Ведь все что окружает их здесь - чуждо и губительно.
Вода разъедает их металлические тела, провоцирует рак, эти струпья грязно-желтой ржавчины, а воздух?
Разве им нужен воздух?
Где их легкие, чем они дышат?
Что есть их пища?
Они питаются бензином, этим искусственным суррогатным веществом и выдыхают смрадный газ.
Они плюют его в это бездонное звездное небо, как больные, проклявшие бога и весь мир обреченные на смерть туберкулезники.
Они ненавидят эту планету.

- Черт! Нет.
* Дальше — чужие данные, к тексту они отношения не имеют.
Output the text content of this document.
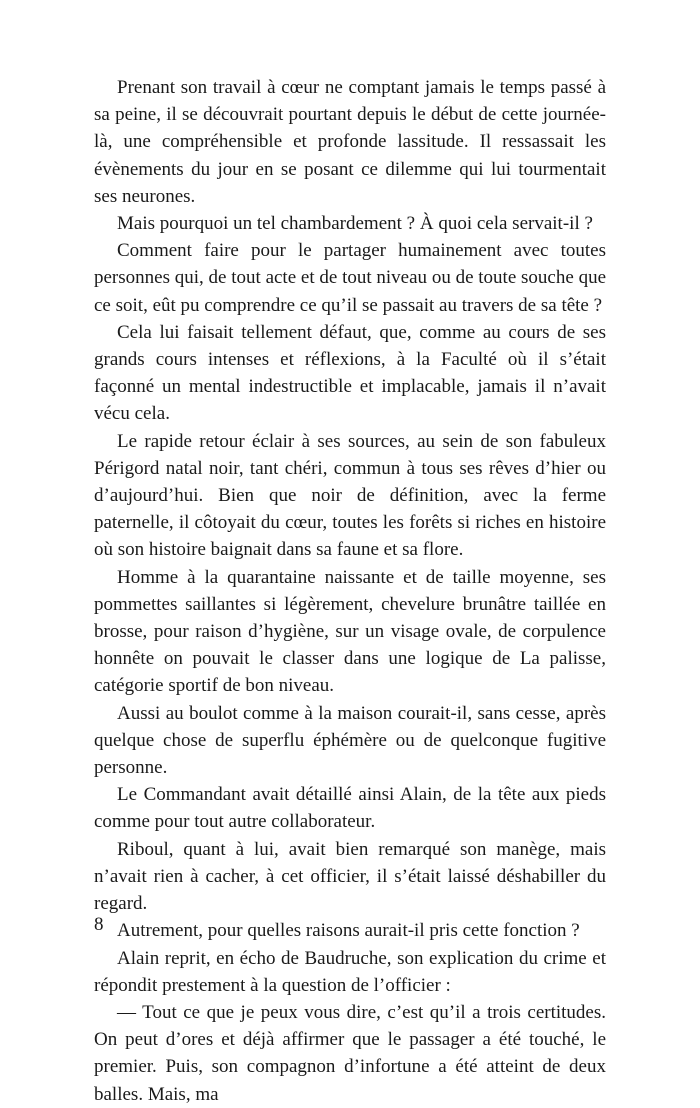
Prenant son travail à cœur ne comptant jamais le temps passé à sa peine, il se découvrait pourtant depuis le début de cette journée-là, une compréhensible et profonde lassitude. Il ressassait les évènements du jour en se posant ce dilemme qui lui tourmentait ses neurones.

Mais pourquoi un tel chambardement ? À quoi cela servait-il ?

Comment faire pour le partager humainement avec toutes personnes qui, de tout acte et de tout niveau ou de toute souche que ce soit, eût pu comprendre ce qu’il se passait au travers de sa tête ?

Cela lui faisait tellement défaut, que, comme au cours de ses grands cours intenses et réflexions, à la Faculté où il s’était façonné un mental indestructible et implacable, jamais il n’avait vécu cela.

Le rapide retour éclair à ses sources, au sein de son fabuleux Périgord natal noir, tant chéri, commun à tous ses rêves d’hier ou d’aujourd’hui. Bien que noir de définition, avec la ferme paternelle, il côtoyait du cœur, toutes les forêts si riches en histoire où son histoire baignait dans sa faune et sa flore.

Homme à la quarantaine naissante et de taille moyenne, ses pommettes saillantes si légèrement, chevelure brunâtre taillée en brosse, pour raison d’hygiène, sur un visage ovale, de corpulence honnête on pouvait le classer dans une logique de La palisse, catégorie sportif de bon niveau.

Aussi au boulot comme à la maison courait-il, sans cesse, après quelque chose de superflu éphémère ou de quelconque fugitive personne.

Le Commandant avait détaillé ainsi Alain, de la tête aux pieds comme pour tout autre collaborateur.

Riboul, quant à lui, avait bien remarqué son manège, mais n’avait rien à cacher, à cet officier, il s’était laissé déshabiller du regard.

Autrement, pour quelles raisons aurait-il pris cette fonction ?

Alain reprit, en écho de Baudruche, son explication du crime et répondit prestement à la question de l’officier :

— Tout ce que je peux vous dire, c’est qu’il a trois certitudes. On peut d’ores et déjà affirmer que le passager a été touché, le premier. Puis, son compagnon d’infortune a été atteint de deux balles. Mais, ma

8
Я не поеду домой!

Дверца машины хлопает как крышка гроба.
Капитан крохотного кораблика несущего психологическую заразу улепетывает в ночь, оставляя на асфальте черные кровоподтеки.
Как хорошо, что теперь магазины работают круглую ночь!
Как хорошо, что у меня с собой есть эти странные цветные билетики, эти смятые, грязные, прошедшие через сотни человеческих рук доказательства реальности пустоты, за которые множество людей готово загрызть друг друга, готово врать и обманывать, грязно ублажать кого ни поподя и унижаться.
Готово работать, делать все что угодно и при этом преданно смотреть в глаза.
Готово страдать.
Эта ****ские карточки–пропуска, в мир осуществления желаний.
Желаний цена которым – ноль.
Но у меня их, конечно не так много.
Слишком мало.
Это даже не пропуска.
Это всего лишь смятые, выцветшие фотокарточки, на которых еле проступают очертания океана, пальмы и солнце над пенной зеркальной водой.
Мне хватит их только на бутылку вина.
Не самого лучшего и все же…
А что бы увидеть и ощутить картины проецируемого ими реального мира, я должен иметь их в количестве невероятно огромном.
Только тогда эти фотографии обретут цвет и насыщенность, только тогда они откроются мне и впустят в свою зовущую негу.
Проглотят меня.
Всосут всего.

Магазин пуст.
Магазин набит всей этой стеклянно-блестящей дрянью и похож на музей уродцев, который еще не открылся, потому что самих уродцев пока не подвезли.
Но тара уже ждет их.
Все готово к открытию.
Скоро в этих бутылках можно будет увидеть мило улыбающихся маленьких сморщенных карликов, двухголовых мутантов с кривыми конечностями, синих макроцефалов с мятыми вжатыми в стекло носами, четырехруких выкидышей, вырезанные органы, пальцы, глаза и много чего еще...
Это будет жуткое и притягательное зрелище.
И пришедшие будут ходить с удивлением вдоль витрин и охать:
- Ой, а вот и наш малыш, что не родился тогда…
- Ой смотри, смотри как он похож на тебя, он даже выбрал своим новым домом эту самую бутылку, ту что всегда выбираешь ты…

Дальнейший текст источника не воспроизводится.